In small children allergens (like pollen) may also generate coughing, stridor and gasping. Symptoms may also be provoked by physical strain and stress. In rare cases food allergy (having certain food like egg or hazelnut) is the trigger of the typical asthmatic symptoms.
In puberty hormonal changes may also play a role in the course of the symptoms’ appearance. However in certain cases just the changes of the sexual hormone level may have the symptoms disappear for good.
The most important steps when we guess that asthma is behind the symptoms are: to detect what triggers asthmatic symptoms, treat the disease (see footnote no. 2.) and manage the asthma by frequent follow-up examinations (see footnote no. 1/a). Our pediatric pulmonology specialists also take much care of frequent, unpleasant diseases (often accompanied by a feverish condition, see link) like recurring inflammatory diseases of the upper airways, bronchitis, croup or pneumonia. If necessary they work in teams together with their colleagues of certain associated medicine – allergology, otorhinolaryngology, gastroenterology or sometimes pediatric psychology – so there is an opportunity to hold a conference of doctors when it is required.
We provide a 24-hour service, giving you safety and ease!
What factors provoke asthma? – The way to the diagnosis
In case of suspicion of asthma disease a complex check-up is taking place, including the survey of medical history (anamnesis), physical examination, allergy tests, skin prick test and pulmonary function examination in case of older children. Under the age of three years we consider the allergy test, based on the detection of specific antibodies’ level (IgE) from blood test, more informative.
Measuring of the pulmonary function during the course of the diagnosis setup and follow-up examinations (see footnote no.1/a) is a basic diagnostic method. By the follow-up of the pulmonary function, the specialist can evaluate the efficiency of the treatment and may modify the therapy (intensify or reduce).

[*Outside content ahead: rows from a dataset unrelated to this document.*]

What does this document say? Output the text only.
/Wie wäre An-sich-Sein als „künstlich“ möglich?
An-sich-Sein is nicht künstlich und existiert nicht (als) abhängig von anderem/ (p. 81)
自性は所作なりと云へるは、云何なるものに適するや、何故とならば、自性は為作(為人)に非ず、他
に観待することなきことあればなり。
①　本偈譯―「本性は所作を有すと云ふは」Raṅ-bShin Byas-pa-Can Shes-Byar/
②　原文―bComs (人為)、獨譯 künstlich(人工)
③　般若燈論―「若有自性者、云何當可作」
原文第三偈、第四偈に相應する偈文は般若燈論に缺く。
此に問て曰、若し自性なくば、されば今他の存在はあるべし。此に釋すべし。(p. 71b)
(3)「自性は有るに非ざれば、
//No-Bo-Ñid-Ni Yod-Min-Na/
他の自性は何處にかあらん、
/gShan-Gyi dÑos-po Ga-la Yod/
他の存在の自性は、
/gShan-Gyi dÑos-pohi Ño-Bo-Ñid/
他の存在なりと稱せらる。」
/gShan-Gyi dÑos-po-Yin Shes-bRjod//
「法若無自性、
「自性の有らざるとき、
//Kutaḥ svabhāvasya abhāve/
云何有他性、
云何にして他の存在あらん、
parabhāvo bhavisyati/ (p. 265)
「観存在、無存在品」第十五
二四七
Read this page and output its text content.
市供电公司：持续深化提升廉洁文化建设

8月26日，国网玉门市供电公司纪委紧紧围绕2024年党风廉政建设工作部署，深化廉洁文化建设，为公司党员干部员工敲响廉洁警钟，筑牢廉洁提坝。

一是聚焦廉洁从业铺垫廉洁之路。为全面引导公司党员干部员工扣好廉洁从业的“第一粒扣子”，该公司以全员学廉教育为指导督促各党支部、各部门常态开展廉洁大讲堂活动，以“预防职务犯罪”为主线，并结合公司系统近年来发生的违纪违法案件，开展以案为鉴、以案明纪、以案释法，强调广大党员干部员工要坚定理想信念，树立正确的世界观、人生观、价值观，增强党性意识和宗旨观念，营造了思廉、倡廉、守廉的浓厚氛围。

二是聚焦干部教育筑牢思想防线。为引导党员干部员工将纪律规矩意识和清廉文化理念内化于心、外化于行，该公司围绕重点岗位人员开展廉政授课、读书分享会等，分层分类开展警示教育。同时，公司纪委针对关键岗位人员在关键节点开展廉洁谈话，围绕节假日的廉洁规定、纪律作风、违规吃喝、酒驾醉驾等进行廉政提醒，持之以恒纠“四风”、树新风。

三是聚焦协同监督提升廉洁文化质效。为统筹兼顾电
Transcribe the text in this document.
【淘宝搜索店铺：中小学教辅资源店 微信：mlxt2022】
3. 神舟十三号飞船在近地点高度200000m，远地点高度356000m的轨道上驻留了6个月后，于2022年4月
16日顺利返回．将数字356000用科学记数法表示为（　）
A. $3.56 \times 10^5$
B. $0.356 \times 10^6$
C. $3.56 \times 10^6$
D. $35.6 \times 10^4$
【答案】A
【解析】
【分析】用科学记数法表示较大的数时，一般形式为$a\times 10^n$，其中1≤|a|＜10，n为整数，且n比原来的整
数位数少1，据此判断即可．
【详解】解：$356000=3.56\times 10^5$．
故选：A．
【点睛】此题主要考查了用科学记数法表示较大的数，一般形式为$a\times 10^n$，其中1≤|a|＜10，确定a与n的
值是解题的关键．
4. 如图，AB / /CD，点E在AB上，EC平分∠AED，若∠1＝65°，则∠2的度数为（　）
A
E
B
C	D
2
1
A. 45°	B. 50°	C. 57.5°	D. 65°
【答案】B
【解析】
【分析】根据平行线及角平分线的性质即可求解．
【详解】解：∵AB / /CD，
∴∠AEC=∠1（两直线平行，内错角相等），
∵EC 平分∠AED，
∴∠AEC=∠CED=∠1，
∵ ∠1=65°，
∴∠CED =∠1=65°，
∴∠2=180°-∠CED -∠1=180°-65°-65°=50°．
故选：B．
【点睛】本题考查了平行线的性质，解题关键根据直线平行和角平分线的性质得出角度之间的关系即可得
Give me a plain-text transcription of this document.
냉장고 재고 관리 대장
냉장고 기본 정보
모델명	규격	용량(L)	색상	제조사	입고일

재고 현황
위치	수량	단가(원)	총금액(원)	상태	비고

Systematic review of symptoms, complaints and evaluation of the pulmonary function examinations make the asthmatic child’s personalized treatment, care and control possible.
Treatment of asthma
Treatment of asthma is a complex procedure. We concentrate both on the elimination of the prevailing symptoms, complaints and the reduction of bronchial inflammation (bronchitis). In acute cases antispasmodic, expansive treatment could be necessary to open swollen airways. By means of the so-called quick-relief agents an asthma attack could be kept under control at once or be eliminated. Long-term therapy of asthma is focusing on the reduction of the chronic inflammation in the background, which is called a continuous maintenance asthma preventive treatment. Medicines used to reduce inflammation are partly oral medications, partly inhaled drugs. In the course of inhaled therapies asthma drugs are delivered to the lung by different inhalers that could be applied at home, too. During the process of therapy set-up, usage of these devices are taught to the parents and to older children by our assistants and in the course of all follow-up examinations the proper application is checked by them again. If necessary they correct mistakes in the use of these devices, since proper application is the cornerstone of the medications’ effective delivery and curative power in the lung.
Two thirds of asthmatic children have allergic reactions too, therefore in such cases their therapy should be complemented by the application of either antihistamine medications or nasal sprays and eye drops which provide local treatment for allergic symptoms of the nose and eyes (see link).